Marine Data Literacy 2.0

Providing instruction for managing, converting, analyzing and displaying oceanographic station data, marine meteorological data, GIS-compatible marine and coastal data or model simulations, and mapped remote sensing imagery





Home > 4. Ocean Data View > 4.12 Range Checking

4.12 Quality Control of Marine Data Collections with Value Range Checking in ODV

  • Exercise Title:  Quality Control of Marine Data Collections with Value Ranges Checking in Ocean Data View (ODV)

  • Abstract:  There are global and a few regional value range tables, compiled to give data managers an idea of the "reasonable" values to expect for certain variables.  In the best cases, these tables take depth and seasonality (or even months!) into account.  ODV allows users to automatically compare these published ranges with the data values in the collection.  The user is instructed in methods to set up these comparisons.

  • Preliminary Reading (in OceanTeacher, unless otherwise indicated):

  • Required Software:

  • Other Resources: 

    • ODV collection osd_all_liberia_wod.odv

  • Author:  Murray Brown

  • Version:  January 2016

1.  This is approximately what you should see after the previous exercise.  [You may have to relax the current STATION and SAMPLE criteria to make sure you are seeing all the GOOD DATA.]
2.  Now let's make sure that we are viewing only the GOOD DATA.  Right-click on the small station map, select SAMPLE SELECTION CRITERIA.
3.  Make sure that Flag 1 is selected.  Click APPLY TO ALL VARIABLES.  Then click OK.
5.  Review the basic value range information for the Atlantic Ocean in the resource article above.
6.  For DEPTH, set 0 to 7000, which looks reasonable from the GEBCO bathymetric contours data.
7.  For TEMPERATURE, set -3 to 35
8.  For SALINITY set 20 to 40.
9.  For OXYGEN, set 0.01 to 12
10.  The next 3 variables are listed with units umol/l in ODV, but they have units of umol/kg in the tables.  There is only about a 3% error in using the same values, and for a basic demonstration this should be OK.  In real work, you might want to convert the table values to ODV units exactly.
10.  For PHOSPHATE, set 0 to 3.6.
11.  For SILICATE set 0 to 160
12.  For NITRATE set 0.01 to 48
13.  We don't have any good range values for NITRITE yet.  Skip this one.
14.  For pH set 7 to 9.1
15.  For CHLOROPHYLL set 0 to 64 (same units as ug/dm3 in the table)

NOTE:  64 is actually very high, compared to the usual range of 0-4 found in most open ocean areas.  You might want to go back and use this smaller range for a second check.

Now, click OK to begin the checking process.

16.  This window opens, indicating a list is available, and it can be saved.  You can change the name, or simply use the default name, then click SAVE.
17.  This window indicates that only a very small number of outliers were found.

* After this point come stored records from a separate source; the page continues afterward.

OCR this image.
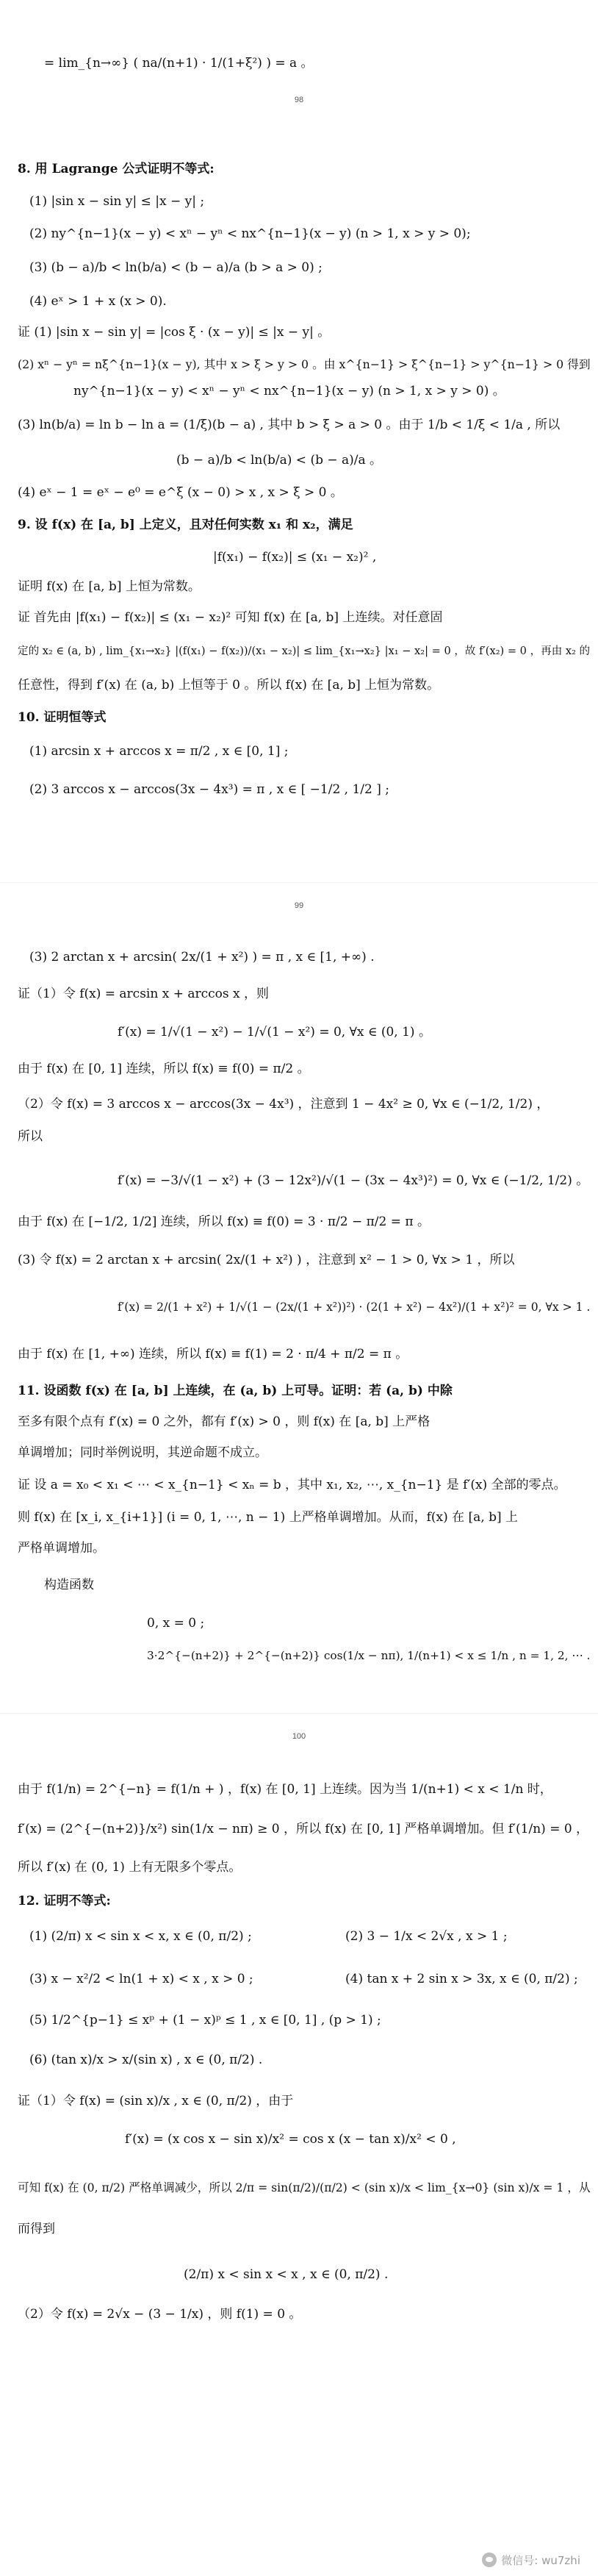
= lim_{n→∞} ( na/(n+1) · 1/(1+ξ²) ) = a 。
8. 用 Lagrange 公式证明不等式:
(1) |sin x − sin y| ≤ |x − y| ;
(2) ny^{n−1}(x − y) < xⁿ − yⁿ < nx^{n−1}(x − y) (n > 1, x > y > 0);
(3) (b − a)/b < ln(b/a) < (b − a)/a (b > a > 0) ;
(4) eˣ > 1 + x (x > 0).
证 (1) |sin x − sin y| = |cos ξ · (x − y)| ≤ |x − y| 。
(2) xⁿ − yⁿ = nξ^{n−1}(x − y), 其中 x > ξ > y > 0 。由 x^{n−1} > ξ^{n−1} > y^{n−1} > 0 得到
ny^{n−1}(x − y) < xⁿ − yⁿ < nx^{n−1}(x − y) (n > 1, x > y > 0) 。
(3) ln(b/a) = ln b − ln a = (1/ξ)(b − a) , 其中 b > ξ > a > 0 。由于 1/b < 1/ξ < 1/a , 所以
(b − a)/b < ln(b/a) < (b − a)/a 。
(4) eˣ − 1 = eˣ − e⁰ = e^ξ (x − 0) > x , x > ξ > 0 。
9. 设 f(x) 在 [a, b] 上定义，且对任何实数 x₁ 和 x₂，满足
|f(x₁) − f(x₂)| ≤ (x₁ − x₂)² ,
证明 f(x) 在 [a, b] 上恒为常数。
证 首先由 |f(x₁) − f(x₂)| ≤ (x₁ − x₂)² 可知 f(x) 在 [a, b] 上连续。对任意固
定的 x₂ ∈ (a, b) , lim_{x₁→x₂} |(f(x₁) − f(x₂))/(x₁ − x₂)| ≤ lim_{x₁→x₂} |x₁ − x₂| = 0 ，故 f′(x₂) = 0 ，再由 x₂ 的
任意性，得到 f′(x) 在 (a, b) 上恒等于 0 。所以 f(x) 在 [a, b] 上恒为常数。
10. 证明恒等式
(1) arcsin x + arccos x = π/2 , x ∈ [0, 1] ;
(2) 3 arccos x − arccos(3x − 4x³) = π , x ∈ [ −1/2 , 1/2 ] ;
(3) 2 arctan x + arcsin( 2x/(1 + x²) ) = π , x ∈ [1, +∞) .
证（1）令 f(x) = arcsin x + arccos x ，则
f′(x) = 1/√(1 − x²) − 1/√(1 − x²) = 0, ∀x ∈ (0, 1) 。
由于 f(x) 在 [0, 1] 连续，所以 f(x) ≡ f(0) = π/2 。
（2）令 f(x) = 3 arccos x − arccos(3x − 4x³) ，注意到 1 − 4x² ≥ 0, ∀x ∈ (−1/2, 1/2) ，
所以
f′(x) = −3/√(1 − x²) + (3 − 12x²)/√(1 − (3x − 4x³)²) = 0, ∀x ∈ (−1/2, 1/2) 。
由于 f(x) 在 [−1/2, 1/2] 连续，所以 f(x) ≡ f(0) = 3 · π/2 − π/2 = π 。
(3) 令 f(x) = 2 arctan x + arcsin( 2x/(1 + x²) ) ，注意到 x² − 1 > 0, ∀x > 1 ，所以
f′(x) = 2/(1 + x²) + 1/√(1 − (2x/(1 + x²))²) · (2(1 + x²) − 4x²)/(1 + x²)² = 0, ∀x > 1 .
由于 f(x) 在 [1, +∞) 连续，所以 f(x) ≡ f(1) = 2 · π/4 + π/2 = π 。
11. 设函数 f(x) 在 [a, b] 上连续，在 (a, b) 上可导。证明：若 (a, b) 中除
至多有限个点有 f′(x) = 0 之外，都有 f′(x) > 0 ，则 f(x) 在 [a, b] 上严格
单调增加；同时举例说明，其逆命题不成立。
证 设 a = x₀ < x₁ < ⋯ < x_{n−1} < xₙ = b ，其中 x₁, x₂, ⋯, x_{n−1} 是 f′(x) 全部的零点。
则 f(x) 在 [x_i, x_{i+1}] (i = 0, 1, ⋯, n − 1) 上严格单调增加。从而，f(x) 在 [a, b] 上
严格单调增加。
构造函数
0, x = 0 ;
3·2^{−(n+2)} + 2^{−(n+2)} cos(1/x − nπ), 1/(n+1) < x ≤ 1/n , n = 1, 2, ⋯ .
由于 f(1/n) = 2^{−n} = f(1/n + ) ，f(x) 在 [0, 1] 上连续。因为当 1/(n+1) < x < 1/n 时，
f′(x) = (2^{−(n+2)}/x²) sin(1/x − nπ) ≥ 0 ，所以 f(x) 在 [0, 1] 严格单调增加。但 f′(1/n) = 0 ，
所以 f′(x) 在 (0, 1) 上有无限多个零点。
12. 证明不等式:
(1) (2/π) x < sin x < x, x ∈ (0, π/2) ;	(2) 3 − 1/x < 2√x , x > 1 ;
(3) x − x²/2 < ln(1 + x) < x , x > 0 ;	(4) tan x + 2 sin x > 3x, x ∈ (0, π/2) ;
(5) 1/2^{p−1} ≤ xᵖ + (1 − x)ᵖ ≤ 1 , x ∈ [0, 1] , (p > 1) ;
(6) (tan x)/x > x/(sin x) , x ∈ (0, π/2) .
证（1）令 f(x) = (sin x)/x , x ∈ (0, π/2) ，由于
f′(x) = (x cos x − sin x)/x² = cos x (x − tan x)/x² < 0 ,
可知 f(x) 在 (0, π/2) 严格单调减少，所以 2/π = sin(π/2)/(π/2) < (sin x)/x < lim_{x→0} (sin x)/x = 1 ，从
而得到
(2/π) x < sin x < x , x ∈ (0, π/2) .
（2）令 f(x) = 2√x − (3 − 1/x) ，则 f(1) = 0 。
98
99
100
微信号: wu7zhi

Check both the boxes, and then click OK.

18.  This is the file OUTLIERS.LST opened in Notepad.  All 28 outliers are due to SALINITY problems.
19.  This is the OUTLIER ACTION window, where you can go through the values and make choices about them.

On your own time, you can go through these and KEEP the same flags, or APPLY changes, as you feel appropriate.

20.  What does it mean if you get no data in the OUTLIERS.LST above?
  • A miracle has happened, and all the bad data have already been flagged as bad.  Sometimes this happens, especially if the data in question have already been examined/manipulated by others
  • Something is not working in the search algorithm.  To see if this might be the case, manually edit a single station record value to lie outside the desired range, and run the tool again to see if the "bad data" are now identified in the list. 
    • Make sure you can easily find this record again to change it back afterward.  Or, alternately, you could make this check on a temporary collection copy that you delete afterwards.
21.  This is a very simplified introduction to the quality control process, using value ranges.  These ranges are so gross, being taken from ocean-scale statistics, that they do not adequately identify all problems.  In any particular project area, you should develop much tighter ranges for your own data, and for various seasons, depths, etc.